Ученик колдуна - Лисина Александра
Шрифт:
Интервал:
Закладка:
Странное проявление чувств от нежити…
Впрочем, нет. Ведь на самом деле это не она тоскует, а это у меня внутри все вымерзло. И это не у нее, а у меня в душе вместо недолгого опустошения появилось какое-то новое, не поддающееся описанию, но на удивление сильное чувство, не дающее спокойно отвернуться и просто уйти, навсегда вычеркнув этот день из памяти.
Я знал, что никогда не забуду миг, когда упрямый мальчишка бездумно полез вперед, пытаясь принять смерть вместо меня. Как не забуду равнодушного взгляда, которым его, самоубийцу, одарила стоящая напротив меня нелюдь.
Нелюдь… Кажется, только сейчас я начал осознавать истинный смысл этого слова. И, глядя на одинокую капельку крови, навеки застывшую на щеке убитого мальчишки, вдруг ощутил, что не смогу уйти. Не смогу забыть, отмахнуться и спокойно жить дальше. Нардис, сам того не ведая, сумел сделать для меня нечто очень ценное. Привязавшись ко мне, он в каком-то смысле сумел привязать и меня. Люди… Они ведь не зря так настойчиво тянутся друг к другу. Поэтому сейчас, когда эту связь оборвали, а то, что она дарила, безвозвратно ушло, я в полной мере ощутил, что потерял нечто крайне важное.
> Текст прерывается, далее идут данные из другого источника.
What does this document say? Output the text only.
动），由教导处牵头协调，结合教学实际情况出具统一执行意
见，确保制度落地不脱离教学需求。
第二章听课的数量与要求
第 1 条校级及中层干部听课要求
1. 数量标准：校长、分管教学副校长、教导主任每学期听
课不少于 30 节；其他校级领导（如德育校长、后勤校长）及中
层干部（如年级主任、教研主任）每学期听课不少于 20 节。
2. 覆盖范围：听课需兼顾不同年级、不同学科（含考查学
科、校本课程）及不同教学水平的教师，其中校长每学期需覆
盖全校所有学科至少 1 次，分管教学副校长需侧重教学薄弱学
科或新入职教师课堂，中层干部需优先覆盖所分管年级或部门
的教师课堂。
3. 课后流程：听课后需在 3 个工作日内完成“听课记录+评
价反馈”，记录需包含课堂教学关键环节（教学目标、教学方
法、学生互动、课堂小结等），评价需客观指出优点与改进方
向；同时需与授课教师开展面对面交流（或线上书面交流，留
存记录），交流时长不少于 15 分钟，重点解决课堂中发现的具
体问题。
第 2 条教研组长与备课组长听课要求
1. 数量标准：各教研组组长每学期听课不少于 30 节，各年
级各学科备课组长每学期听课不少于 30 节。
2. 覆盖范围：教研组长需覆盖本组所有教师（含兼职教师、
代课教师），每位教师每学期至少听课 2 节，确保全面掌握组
То, что уже никогда не смогу вернуть.
От последней мысли мне стало неуютно.
Никогда – это ведь даже не вечность. Никогда – это уже насовсем, потому что Нардиса мне никто не заменит. И на его место никто не придет.
Когда до меня дошла эта нехитрая истина, мое сожаление выросло на порядок и стало настолько острым, почти болезненным, что его захотелось высказать, выплеснуть, избавиться от него, как от вещи, которая когда-то была дорога, но теперь стала ненужной.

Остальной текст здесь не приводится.